Quant à moi, je préférerais mille fois mourir que de vous tirer une seule
goutte de sang.
    Elle regarda l’arme comme si elle la
découvrait et s’exécuta.
    — Sortons, monsieur.
Accompagnez-moi jusqu’à la chapelle. J’en oublie à quel point votre présence
dans ma chambre est inconvenante. La messe d’aurore ne tardera pas à débuter.
Votre parole, chevalier, que nous reprendrons cette conversation où nous
l’avions abandonnée. Votre parole, j’insiste.
    — Elle vous est acquise, à
jamais, madame, rétorqua-t-il dans le même sourire.

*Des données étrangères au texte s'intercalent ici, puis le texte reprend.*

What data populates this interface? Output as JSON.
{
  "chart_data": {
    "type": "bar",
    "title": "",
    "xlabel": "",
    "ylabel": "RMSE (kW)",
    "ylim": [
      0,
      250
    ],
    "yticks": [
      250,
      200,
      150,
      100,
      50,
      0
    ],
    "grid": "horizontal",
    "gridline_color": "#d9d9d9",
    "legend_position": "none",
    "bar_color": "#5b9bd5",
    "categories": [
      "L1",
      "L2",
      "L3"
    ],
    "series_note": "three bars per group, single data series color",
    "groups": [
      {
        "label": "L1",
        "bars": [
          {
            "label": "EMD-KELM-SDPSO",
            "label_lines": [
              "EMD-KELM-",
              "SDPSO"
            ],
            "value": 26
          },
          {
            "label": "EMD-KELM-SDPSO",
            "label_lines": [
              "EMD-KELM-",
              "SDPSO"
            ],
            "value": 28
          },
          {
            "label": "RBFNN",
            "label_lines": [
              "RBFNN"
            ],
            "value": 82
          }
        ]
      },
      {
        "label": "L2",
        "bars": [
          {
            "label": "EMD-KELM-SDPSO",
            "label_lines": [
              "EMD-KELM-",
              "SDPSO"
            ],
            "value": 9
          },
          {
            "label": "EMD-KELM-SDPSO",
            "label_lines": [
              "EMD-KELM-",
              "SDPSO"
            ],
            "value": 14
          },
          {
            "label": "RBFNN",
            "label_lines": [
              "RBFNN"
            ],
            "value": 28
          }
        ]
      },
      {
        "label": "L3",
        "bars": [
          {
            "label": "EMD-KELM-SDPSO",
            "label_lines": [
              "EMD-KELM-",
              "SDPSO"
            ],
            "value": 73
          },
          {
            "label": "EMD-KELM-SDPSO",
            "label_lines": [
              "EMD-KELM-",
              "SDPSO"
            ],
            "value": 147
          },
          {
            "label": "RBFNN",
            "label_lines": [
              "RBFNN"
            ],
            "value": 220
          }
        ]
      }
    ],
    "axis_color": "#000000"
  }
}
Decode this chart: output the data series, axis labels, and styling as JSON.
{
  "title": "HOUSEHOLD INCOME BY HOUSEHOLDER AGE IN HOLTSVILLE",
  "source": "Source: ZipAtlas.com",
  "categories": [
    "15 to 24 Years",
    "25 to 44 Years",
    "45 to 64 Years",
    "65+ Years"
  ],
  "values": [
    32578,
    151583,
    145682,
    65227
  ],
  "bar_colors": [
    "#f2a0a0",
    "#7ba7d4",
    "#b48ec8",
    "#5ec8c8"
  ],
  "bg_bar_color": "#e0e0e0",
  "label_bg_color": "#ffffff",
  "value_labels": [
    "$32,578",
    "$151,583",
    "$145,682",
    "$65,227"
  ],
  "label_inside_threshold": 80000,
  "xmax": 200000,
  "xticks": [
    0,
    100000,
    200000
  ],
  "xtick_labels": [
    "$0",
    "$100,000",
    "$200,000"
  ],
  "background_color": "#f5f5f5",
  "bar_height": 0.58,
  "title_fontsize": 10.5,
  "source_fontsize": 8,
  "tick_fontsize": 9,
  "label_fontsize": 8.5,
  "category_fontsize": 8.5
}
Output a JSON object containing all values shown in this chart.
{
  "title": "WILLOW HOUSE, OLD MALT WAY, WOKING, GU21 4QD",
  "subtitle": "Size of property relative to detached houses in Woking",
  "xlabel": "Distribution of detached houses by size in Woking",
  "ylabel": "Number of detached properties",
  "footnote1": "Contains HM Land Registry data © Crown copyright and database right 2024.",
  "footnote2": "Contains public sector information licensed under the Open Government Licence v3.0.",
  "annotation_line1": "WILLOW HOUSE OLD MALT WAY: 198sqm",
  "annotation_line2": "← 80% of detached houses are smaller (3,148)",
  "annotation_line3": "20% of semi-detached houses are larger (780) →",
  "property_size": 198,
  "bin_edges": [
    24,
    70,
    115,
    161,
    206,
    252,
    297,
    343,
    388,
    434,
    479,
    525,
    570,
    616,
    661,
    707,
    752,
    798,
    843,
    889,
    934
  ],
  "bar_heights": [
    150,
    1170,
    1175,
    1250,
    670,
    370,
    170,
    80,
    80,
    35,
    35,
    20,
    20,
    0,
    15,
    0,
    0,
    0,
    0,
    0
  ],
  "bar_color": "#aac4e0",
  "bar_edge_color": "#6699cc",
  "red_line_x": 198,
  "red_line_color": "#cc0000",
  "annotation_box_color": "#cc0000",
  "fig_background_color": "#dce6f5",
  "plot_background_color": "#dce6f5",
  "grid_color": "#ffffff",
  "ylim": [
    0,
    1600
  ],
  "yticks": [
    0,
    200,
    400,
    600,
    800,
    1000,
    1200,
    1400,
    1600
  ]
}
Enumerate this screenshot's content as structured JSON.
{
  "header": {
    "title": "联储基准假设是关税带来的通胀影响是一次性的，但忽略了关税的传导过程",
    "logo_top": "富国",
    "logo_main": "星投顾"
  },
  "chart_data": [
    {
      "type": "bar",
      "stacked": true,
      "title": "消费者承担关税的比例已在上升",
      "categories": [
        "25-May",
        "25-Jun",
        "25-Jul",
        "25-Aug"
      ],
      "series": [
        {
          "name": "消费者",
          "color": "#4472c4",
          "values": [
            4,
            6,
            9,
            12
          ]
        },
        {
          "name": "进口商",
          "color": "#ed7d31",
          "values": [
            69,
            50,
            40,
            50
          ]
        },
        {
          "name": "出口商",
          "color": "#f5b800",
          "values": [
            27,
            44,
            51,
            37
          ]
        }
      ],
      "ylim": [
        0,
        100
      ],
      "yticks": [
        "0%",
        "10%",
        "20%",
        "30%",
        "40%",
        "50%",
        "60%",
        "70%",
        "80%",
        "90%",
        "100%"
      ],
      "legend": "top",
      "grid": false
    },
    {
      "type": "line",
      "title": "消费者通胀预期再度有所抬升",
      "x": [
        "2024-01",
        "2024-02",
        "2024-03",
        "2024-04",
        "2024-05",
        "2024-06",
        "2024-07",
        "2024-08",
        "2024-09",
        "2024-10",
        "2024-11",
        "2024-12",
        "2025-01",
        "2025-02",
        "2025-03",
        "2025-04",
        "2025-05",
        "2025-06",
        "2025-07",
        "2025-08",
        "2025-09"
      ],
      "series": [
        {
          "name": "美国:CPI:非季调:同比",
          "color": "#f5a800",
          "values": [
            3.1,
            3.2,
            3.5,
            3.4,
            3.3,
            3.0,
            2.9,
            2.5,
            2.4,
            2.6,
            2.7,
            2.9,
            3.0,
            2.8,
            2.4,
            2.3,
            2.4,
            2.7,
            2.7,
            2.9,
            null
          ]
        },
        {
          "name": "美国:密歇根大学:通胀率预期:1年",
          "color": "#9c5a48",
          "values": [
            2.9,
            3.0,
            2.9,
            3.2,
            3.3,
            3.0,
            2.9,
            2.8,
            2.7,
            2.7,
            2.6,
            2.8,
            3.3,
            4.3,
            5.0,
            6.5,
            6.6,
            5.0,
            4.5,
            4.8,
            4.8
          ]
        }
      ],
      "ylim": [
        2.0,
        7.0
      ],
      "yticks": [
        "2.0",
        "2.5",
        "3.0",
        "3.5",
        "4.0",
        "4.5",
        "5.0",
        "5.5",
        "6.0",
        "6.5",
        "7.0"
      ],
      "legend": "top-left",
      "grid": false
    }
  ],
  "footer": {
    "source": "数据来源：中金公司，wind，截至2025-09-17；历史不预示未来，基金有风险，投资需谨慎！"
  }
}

    Elle sentit l’immensité du
sous-entendu sans pour autant le comprendre. Cet homme était-il si
insaisissable qu’elle ne parvienne jamais à le deviner ? Et pourtant, il
était tissé de lumière. De cela, elle était certaine.
     

Abbaye de femmes des Clairets,
Perche, décembre 1304
    Dissimulant derrière sa main en coupe
la faible clarté dispensée par son esconce, Clément avançait avec prudence,
courbé en deux. Il rasait les murs, certain que ses vêtements sombres se
fondaient à la pierre noyée d’obscurité. Un silence gelé pesait sur l’abbaye,
sporadiquement troublé par l’éclat du chœur dont les voix mêlées s’évadaient de
l’église Notre-Dame assez proche. Des pensées s’entrechoquaient dans sa tête,
sans suite. L’incendie, vite maîtrisé, avait-il atteint la bibliothèque
secrète ? Et si le grand carnet avait été détruit ? Il aurait dû
l’emprunter ainsi qu’il y avait songé. Certes, il avait recopié de sa petite
écriture fine les éléments qui lui paraissaient cruciaux. Cela étant, qu’en
savait-il, après tout, puisqu’il n’avait pas entendu grand-chose aux notes
couchées sur ces pages. Et si on le découvrait ? Ce jeu de cache-cache
confidentiel qui l’avait jusque-là amusé puisque, au fond, le danger d’être
surpris lui paraissait lointain, l’inquiétait en cette fin de nuit. Il
s’aplatit contre le sol et se tortilla afin de se faufiler entre les épais
barreaux qui défendaient le soupirail. Il avança la jambe, cherchant un appui
sur l’escabeau. Il lui sembla que ce dernier avait été reculé. Peut-être
quelqu’un en avait-il eu besoin dans la réserve. Enfin, il frôla la marche la
plus haute et se contorsionna.
    Une fois d’aplomb sur le sol de
terre battue, Clément huma l’air ambiant. Nulle odeur de fumée ne persistait.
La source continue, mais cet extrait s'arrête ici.